= Sutherland Simpson =

Scottish physician

Sutherland Simpson FRSE (3 February 1863 – 2 March 1926) was a Scottish physician who emigrated to the United States to become Professor of Physiology at Cornell University.

==Life==
He was born at Saraquoy on the island of Flotta in the Orkney Isles on 3 February 1863, the eldest son of Margaret (née Taylor) and Sutherland Simpson. He attended a school on the island run by the Society in Scotland for Propagating Christian Knowledge. He worked on his father's croft and aimed to be master of a sailing ship so studied navigation under a teacher on the island, John Brown Gorrie.

Around 1881, he went to Leith near Edinburgh seeking work on a ship but, failing in this took a position as a laboratory assistant in the Physiology Department at the University of Edinburgh under Professor William Rutherford. He took seven years of evening classes to gain a general degree then became eligible to study medicine at the university. He graduated MB ChB in 1899, aged 36. In the same year Rutherford died and was replaced by Professor Edward Albert Sharpey-Schafer.
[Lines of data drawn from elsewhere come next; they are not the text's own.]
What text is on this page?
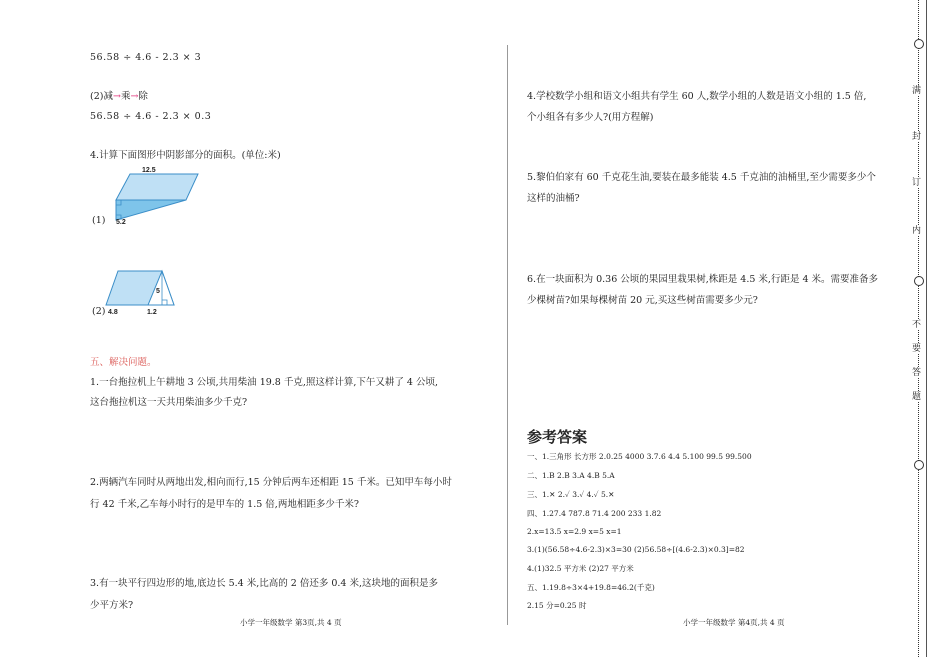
56.58 ÷ 4.6 - 2.3 × 3
(2)减→乘→除
56.58 ÷ 4.6 - 2.3 × 0.3
4.计算下面图形中阴影部分的面积。(单位:米)
12.5
(1) 5.2
5
(2) 4.8	1.2
五、解决问题。
1.一台拖拉机上午耕地 3 公顷,共用柴油 19.8 千克,照这样计算,下午又耕了 4 公顷,
这台拖拉机这一天共用柴油多少千克?
2.两辆汽车同时从两地出发,相向而行,15 分钟后两车还相距 15 千米。已知甲车每小时
行 42 千米,乙车每小时行的是甲车的 1.5 倍,两地相距多少千米?
3.有一块平行四边形的地,底边长 5.4 米,比高的 2 倍还多 0.4 米,这块地的面积是多
少平方米?
小学一年级数学 第3页,共 4 页
4.学校数学小组和语文小组共有学生 60 人,数学小组的人数是语文小组的 1.5 倍,
个小组各有多少人?(用方程解)
5.黎伯伯家有 60 千克花生油,要装在最多能装 4.5 千克油的油桶里,至少需要多少个
这样的油桶?
6.在一块面积为 0.36 公顷的果园里栽果树,株距是 4.5 米,行距是 4 米。需要准备多
少棵树苗?如果每棵树苗 20 元,买这些树苗需要多少元?
参考答案
一、1.三角形 长方形 2.0.25 4000 3.7.6 4.4 5.100 99.5 99.500
二、1.B 2.B 3.A 4.B 5.A
三、1.✕ 2.✓ 3.✓ 4.✓ 5.✕
四、1.27.4 787.8 71.4 200 233 1.82
2.x=13.5 x=2.9 x=5 x=1
3.(1)(56.58÷4.6-2.3)×3=30 (2)56.58÷[(4.6-2.3)×0.3]=82
4.(1)32.5 平方米 (2)27 平方米
五、1.19.8÷3×4+19.8=46.2(千克)
2.15 分=0.25 时
小学一年级数学 第4页,共 4 页
满
封
订
内
不
要
答
题
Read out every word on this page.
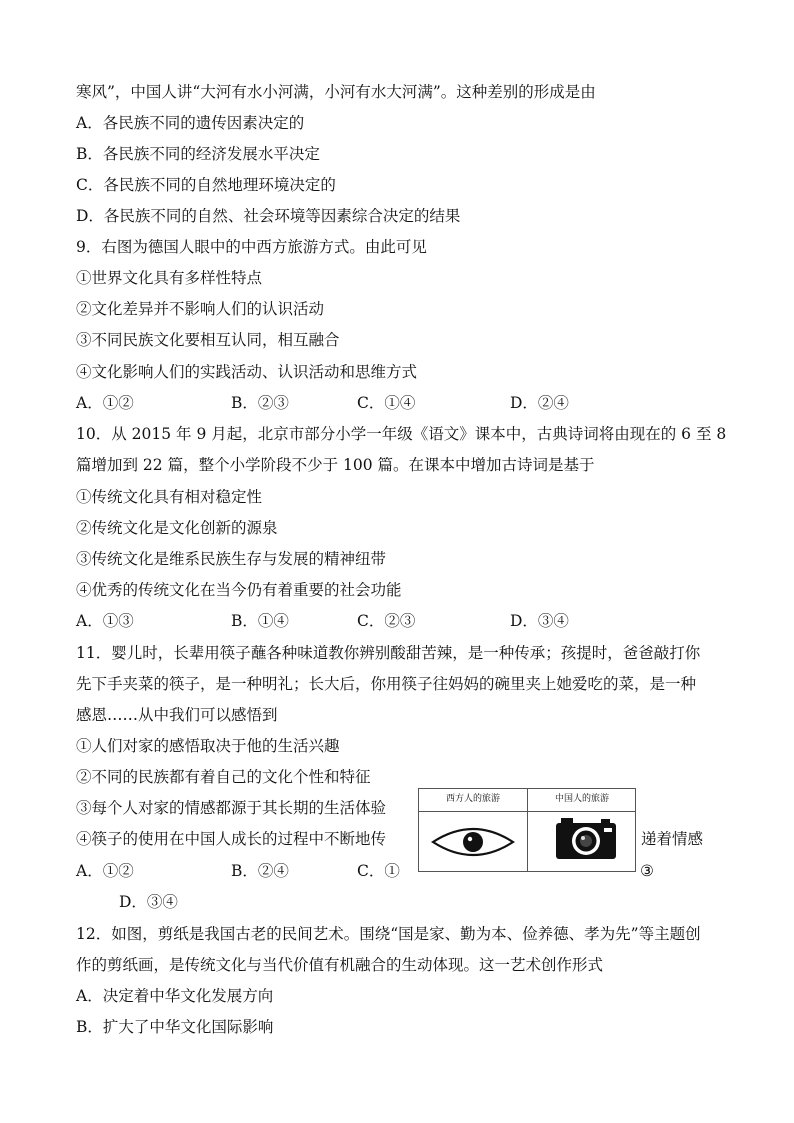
寒风”，中国人讲“大河有水小河满，小河有水大河满”。这种差别的形成是由
A．各民族不同的遗传因素决定的
B．各民族不同的经济发展水平决定
C．各民族不同的自然地理环境决定的
D．各民族不同的自然、社会环境等因素综合决定的结果
9．右图为德国人眼中的中西方旅游方式。由此可见
①世界文化具有多样性特点
②文化差异并不影响人们的认识活动
③不同民族文化要相互认同，相互融合
④文化影响人们的实践活动、认识活动和思维方式
A．①②	B．②③	C．①④	D．②④
10．从 2015 年 9 月起，北京市部分小学一年级《语文》课本中，古典诗词将由现在的 6 至 8
篇增加到 22 篇，整个小学阶段不少于 100 篇。在课本中增加古诗词是基于
①传统文化具有相对稳定性
②传统文化是文化创新的源泉
③传统文化是维系民族生存与发展的精神纽带
④优秀的传统文化在当今仍有着重要的社会功能
A．①③	B．①④	C．②③	D．③④
11．婴儿时，长辈用筷子蘸各种味道教你辨别酸甜苦辣，是一种传承；孩提时，爸爸敲打你
先下手夹菜的筷子，是一种明礼；长大后，你用筷子往妈妈的碗里夹上她爱吃的菜，是一种
感恩……从中我们可以感悟到
①人们对家的感悟取决于他的生活兴趣
②不同的民族都有着自己的文化个性和特征
③每个人对家的情感都源于其长期的生活体验
④筷子的使用在中国人成长的过程中不断地传	递着情感
A．①②	B．②④	C．①	③
D．③④
西方人的旅游	中国人的旅游
12．如图，剪纸是我国古老的民间艺术。围绕“国是家、勤为本、俭养德、孝为先”等主题创
作的剪纸画，是传统文化与当代价值有机融合的生动体现。这一艺术创作形式
A．决定着中华文化发展方向
B．扩大了中华文化国际影响
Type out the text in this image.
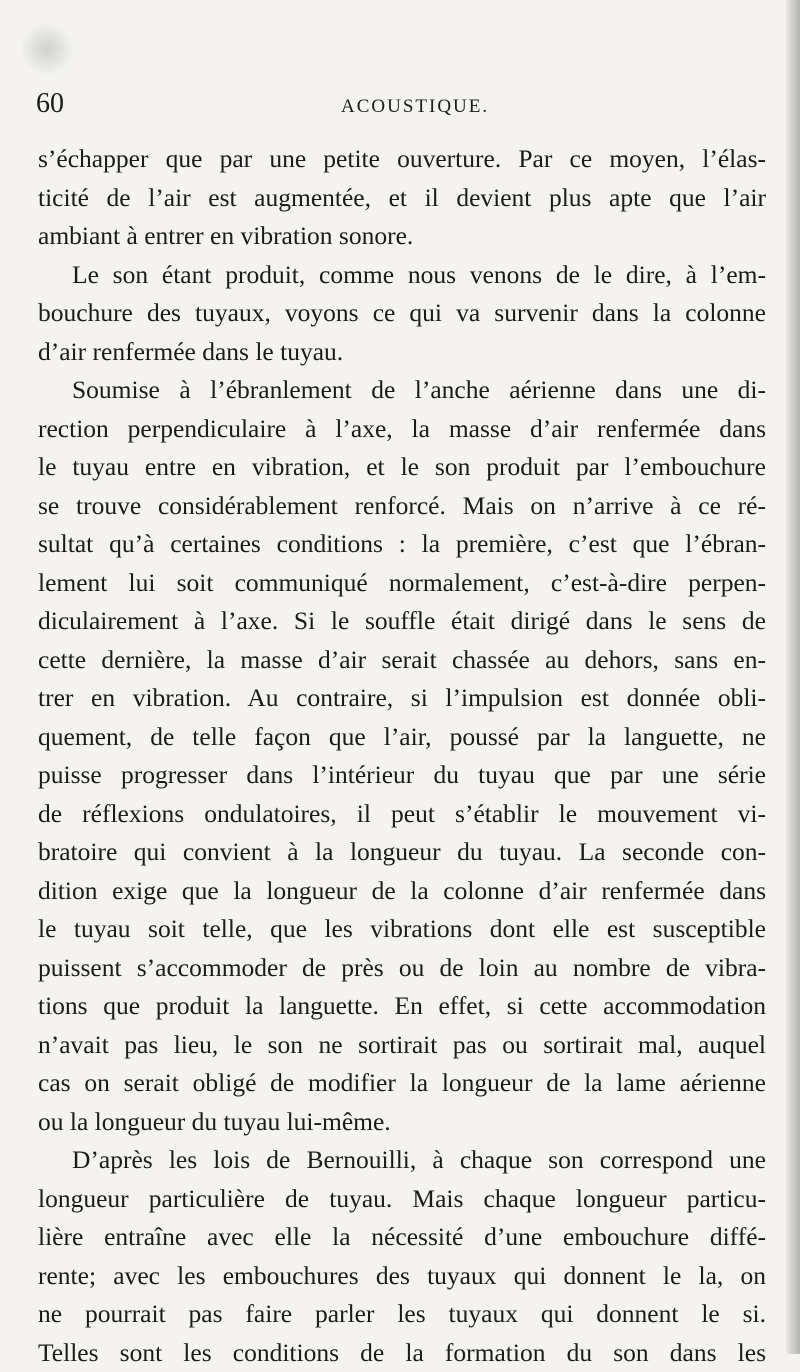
60	ACOUSTIQUE.
s’échapper que par une petite ouverture. Par ce moyen, l’élas-
ticité de l’air est augmentée, et il devient plus apte que l’air
ambiant à entrer en vibration sonore.
Le son étant produit, comme nous venons de le dire, à l’em-
bouchure des tuyaux, voyons ce qui va survenir dans la colonne
d’air renfermée dans le tuyau.
Soumise à l’ébranlement de l’anche aérienne dans une di-
rection perpendiculaire à l’axe, la masse d’air renfermée dans
le tuyau entre en vibration, et le son produit par l’embouchure
se trouve considérablement renforcé. Mais on n’arrive à ce ré-
sultat qu’à certaines conditions : la première, c’est que l’ébran-
lement lui soit communiqué normalement, c’est-à-dire perpen-
diculairement à l’axe. Si le souffle était dirigé dans le sens de
cette dernière, la masse d’air serait chassée au dehors, sans en-
trer en vibration. Au contraire, si l’impulsion est donnée obli-
quement, de telle façon que l’air, poussé par la languette, ne
puisse progresser dans l’intérieur du tuyau que par une série
de réflexions ondulatoires, il peut s’établir le mouvement vi-
bratoire qui convient à la longueur du tuyau. La seconde con-
dition exige que la longueur de la colonne d’air renfermée dans
le tuyau soit telle, que les vibrations dont elle est susceptible
puissent s’accommoder de près ou de loin au nombre de vibra-
tions que produit la languette. En effet, si cette accommodation
n’avait pas lieu, le son ne sortirait pas ou sortirait mal, auquel
cas on serait obligé de modifier la longueur de la lame aérienne
ou la longueur du tuyau lui-même.
D’après les lois de Bernouilli, à chaque son correspond une
longueur particulière de tuyau. Mais chaque longueur particu-
lière entraîne avec elle la nécessité d’une embouchure diffé-
rente; avec les embouchures des tuyaux qui donnent le la, on
ne pourrait pas faire parler les tuyaux qui donnent le si.
Telles sont les conditions de la formation du son dans les
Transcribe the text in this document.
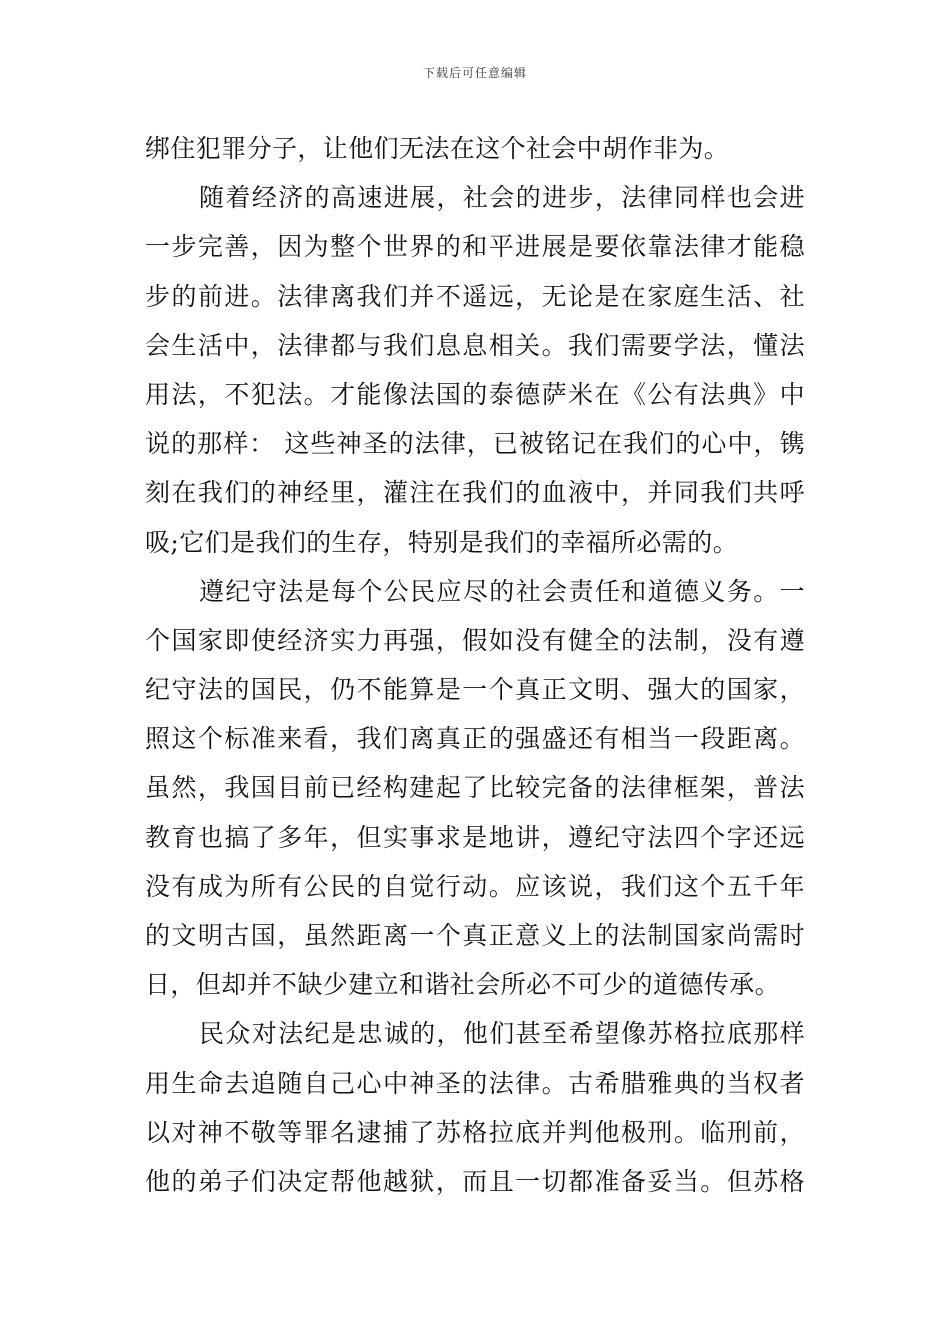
下载后可任意编辑
绑住犯罪分子，让他们无法在这个社会中胡作非为。
随着经济的高速进展，社会的进步，法律同样也会进
一步完善，因为整个世界的和平进展是要依靠法律才能稳
步的前进。法律离我们并不遥远，无论是在家庭生活、社
会生活中，法律都与我们息息相关。我们需要学法，懂法
用法，不犯法。才能像法国的泰德萨米在《公有法典》中
说的那样： 这些神圣的法律，已被铭记在我们的心中，镌
刻在我们的神经里，灌注在我们的血液中，并同我们共呼
吸;它们是我们的生存，特别是我们的幸福所必需的。
遵纪守法是每个公民应尽的社会责任和道德义务。一
个国家即使经济实力再强，假如没有健全的法制，没有遵
纪守法的国民，仍不能算是一个真正文明、强大的国家，
照这个标准来看，我们离真正的强盛还有相当一段距离。
虽然，我国目前已经构建起了比较完备的法律框架，普法
教育也搞了多年，但实事求是地讲，遵纪守法四个字还远
没有成为所有公民的自觉行动。应该说，我们这个五千年
的文明古国，虽然距离一个真正意义上的法制国家尚需时
日，但却并不缺少建立和谐社会所必不可少的道德传承。
民众对法纪是忠诚的，他们甚至希望像苏格拉底那样
用生命去追随自己心中神圣的法律。古希腊雅典的当权者
以对神不敬等罪名逮捕了苏格拉底并判他极刑。临刑前，
他的弟子们决定帮他越狱，而且一切都准备妥当。但苏格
He continued as his lab assistant gaining his first doctorate (MD) in 1901 and second (DSc) in 1903.

From 1902 he lectured in Experimental Physiology at the University of Edinburgh. In 1908 Sharpey-Schafer was invited to Cornell University and asked to recommend a professor of Physiology and Biochemistry. He recommended Simpson changing his life forever and Simpson began later that year.

In 1911, he was elected a Fellow of the Royal Society of Edinburgh. His proposers were Sir Edward Albert Sharpey-Schafer, Sir William Turner, William Cramer and George Chrystal.

==Death==
He died at Cayuga Heights, New York near Ithaca on 3 March 1926, aged 63. His brain is on display at Cornell as part of the Wilder Brain Collection.

==Family==
He was married twice: firstly to Margaret Drever, secondly to Catherine Anderson. He had three children: Sutherland, Ethel and Ralph.

==Artistic recognition==
He was portrayed by Norwegian artist Christian Midjo.